Penyetoran uang senilai Rp 300 juta yang diklaim
penyidik berasal dari CV Wyata Praja itu, merupakan perintah dari Erwin selaku
Kepala BKAD Makassar.
“Untuk semua pengadaan langsung berupa ATK,
Penggandaan dan Makan Minum di BKAD Makassar dimana dikerjakan oleh 7
perusahaan yang ditunjuk langsung oleh tersangka tanpa proses pengadaan,” jelas
Dicky.
Tujuh perusahaan rekanan dari hasil keterangan para
saksi-saksi, beber Dicky, dinyatakan wajib menyetorkan 95 persen dana
pembayaran yang dikumpulkan melalui saksi Alam selaku staf honorer dan Lilis
selaku Bendahara Keuangan di BKAD Kota Makassar.
“Ditemukan juga ada 5 persen diberikan kepada pihak
penyedia sebagai fee dan penyedia tidak perlu melaksanakan pengadaan tersebut,”
beber Dicky.
Dana 95 persen yang dikumpulkan melalui saksi Alam
dan disetorkan kepada saksi Lilis tersebut, kemudian digunakan oleh Lilis untuk
belanja langsung ATK, Penggandaan dan makan minum atas perintah tersangka dan
sebagiannya lagi digunakan untuk kepentingan pribadi tersangka termasuk
pemberian ke beberapa pihak melalui tunai maupun transfer.

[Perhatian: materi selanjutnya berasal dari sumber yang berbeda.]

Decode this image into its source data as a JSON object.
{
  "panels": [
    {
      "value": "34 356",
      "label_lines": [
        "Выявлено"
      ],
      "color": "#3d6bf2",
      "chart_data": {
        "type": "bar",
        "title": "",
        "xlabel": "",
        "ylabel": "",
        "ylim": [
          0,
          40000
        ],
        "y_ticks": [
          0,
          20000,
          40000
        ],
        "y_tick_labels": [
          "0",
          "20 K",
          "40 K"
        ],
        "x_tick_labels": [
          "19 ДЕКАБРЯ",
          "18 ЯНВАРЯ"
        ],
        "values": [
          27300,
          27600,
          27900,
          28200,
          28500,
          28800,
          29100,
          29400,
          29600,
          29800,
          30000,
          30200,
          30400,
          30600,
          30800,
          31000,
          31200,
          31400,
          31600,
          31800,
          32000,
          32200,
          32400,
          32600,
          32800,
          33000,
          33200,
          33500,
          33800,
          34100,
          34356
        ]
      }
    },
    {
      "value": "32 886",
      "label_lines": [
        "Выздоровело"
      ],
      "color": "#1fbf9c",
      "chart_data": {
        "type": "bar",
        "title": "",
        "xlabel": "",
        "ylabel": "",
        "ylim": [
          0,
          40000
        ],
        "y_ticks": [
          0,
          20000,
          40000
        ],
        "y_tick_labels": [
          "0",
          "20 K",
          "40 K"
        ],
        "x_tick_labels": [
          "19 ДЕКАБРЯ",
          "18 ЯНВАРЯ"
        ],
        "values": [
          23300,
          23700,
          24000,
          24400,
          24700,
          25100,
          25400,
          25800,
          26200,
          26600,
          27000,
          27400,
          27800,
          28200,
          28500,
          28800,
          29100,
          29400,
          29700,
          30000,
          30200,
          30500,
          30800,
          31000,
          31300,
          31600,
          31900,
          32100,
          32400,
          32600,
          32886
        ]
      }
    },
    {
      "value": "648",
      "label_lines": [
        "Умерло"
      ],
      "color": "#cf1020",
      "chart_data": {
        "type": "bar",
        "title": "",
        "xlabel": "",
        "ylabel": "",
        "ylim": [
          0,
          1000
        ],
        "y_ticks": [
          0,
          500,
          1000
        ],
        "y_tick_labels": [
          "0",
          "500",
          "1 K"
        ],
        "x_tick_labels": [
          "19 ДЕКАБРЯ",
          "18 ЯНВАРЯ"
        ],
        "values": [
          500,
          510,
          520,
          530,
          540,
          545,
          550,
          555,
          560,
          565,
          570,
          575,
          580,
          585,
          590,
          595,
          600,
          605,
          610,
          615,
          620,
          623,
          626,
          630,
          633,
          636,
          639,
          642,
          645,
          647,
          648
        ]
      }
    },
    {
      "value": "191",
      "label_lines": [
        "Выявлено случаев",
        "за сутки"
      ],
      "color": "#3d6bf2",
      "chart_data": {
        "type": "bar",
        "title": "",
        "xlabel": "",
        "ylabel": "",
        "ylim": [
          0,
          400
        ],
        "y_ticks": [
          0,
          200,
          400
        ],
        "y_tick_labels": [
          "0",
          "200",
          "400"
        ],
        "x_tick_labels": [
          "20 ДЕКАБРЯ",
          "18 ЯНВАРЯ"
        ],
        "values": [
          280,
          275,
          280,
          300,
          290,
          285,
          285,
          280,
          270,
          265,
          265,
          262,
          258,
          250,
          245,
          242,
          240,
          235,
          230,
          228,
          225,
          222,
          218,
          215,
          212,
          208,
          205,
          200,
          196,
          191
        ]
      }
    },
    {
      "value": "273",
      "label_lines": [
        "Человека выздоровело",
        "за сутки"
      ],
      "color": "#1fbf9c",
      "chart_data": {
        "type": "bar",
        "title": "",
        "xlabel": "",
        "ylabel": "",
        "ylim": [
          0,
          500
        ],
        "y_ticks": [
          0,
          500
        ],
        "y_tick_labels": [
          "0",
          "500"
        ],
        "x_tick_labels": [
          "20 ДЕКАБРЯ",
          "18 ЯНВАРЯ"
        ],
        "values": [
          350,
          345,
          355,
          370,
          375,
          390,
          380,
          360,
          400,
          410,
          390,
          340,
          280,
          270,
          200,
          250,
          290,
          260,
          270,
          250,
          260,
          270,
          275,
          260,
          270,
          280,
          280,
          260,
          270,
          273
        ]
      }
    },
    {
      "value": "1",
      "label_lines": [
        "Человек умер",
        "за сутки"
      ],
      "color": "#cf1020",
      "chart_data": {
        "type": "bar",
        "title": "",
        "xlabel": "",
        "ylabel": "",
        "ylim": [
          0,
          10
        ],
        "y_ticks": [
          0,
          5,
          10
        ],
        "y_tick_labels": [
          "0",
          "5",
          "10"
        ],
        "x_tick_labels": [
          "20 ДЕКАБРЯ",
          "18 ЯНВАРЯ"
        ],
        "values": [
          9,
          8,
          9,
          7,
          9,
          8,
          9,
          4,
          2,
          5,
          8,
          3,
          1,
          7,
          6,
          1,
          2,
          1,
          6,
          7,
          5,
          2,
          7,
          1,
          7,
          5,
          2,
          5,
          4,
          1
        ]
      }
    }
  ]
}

“Ada beberapa barang bukti dalam kasus Erwin ini
diantaranya uang senilai Rp 300 juta, dokumen pengadaan langsung ATK,
Penggandaan, makan minum, rekening koran 7 perusahaan penyedia, print out catatan
penggunaan belanja langsung ATK, penggandaan dan makan minum serta print out
catatan penggunaan pribadi atas perintah tersangka,” Dicky menandaskan.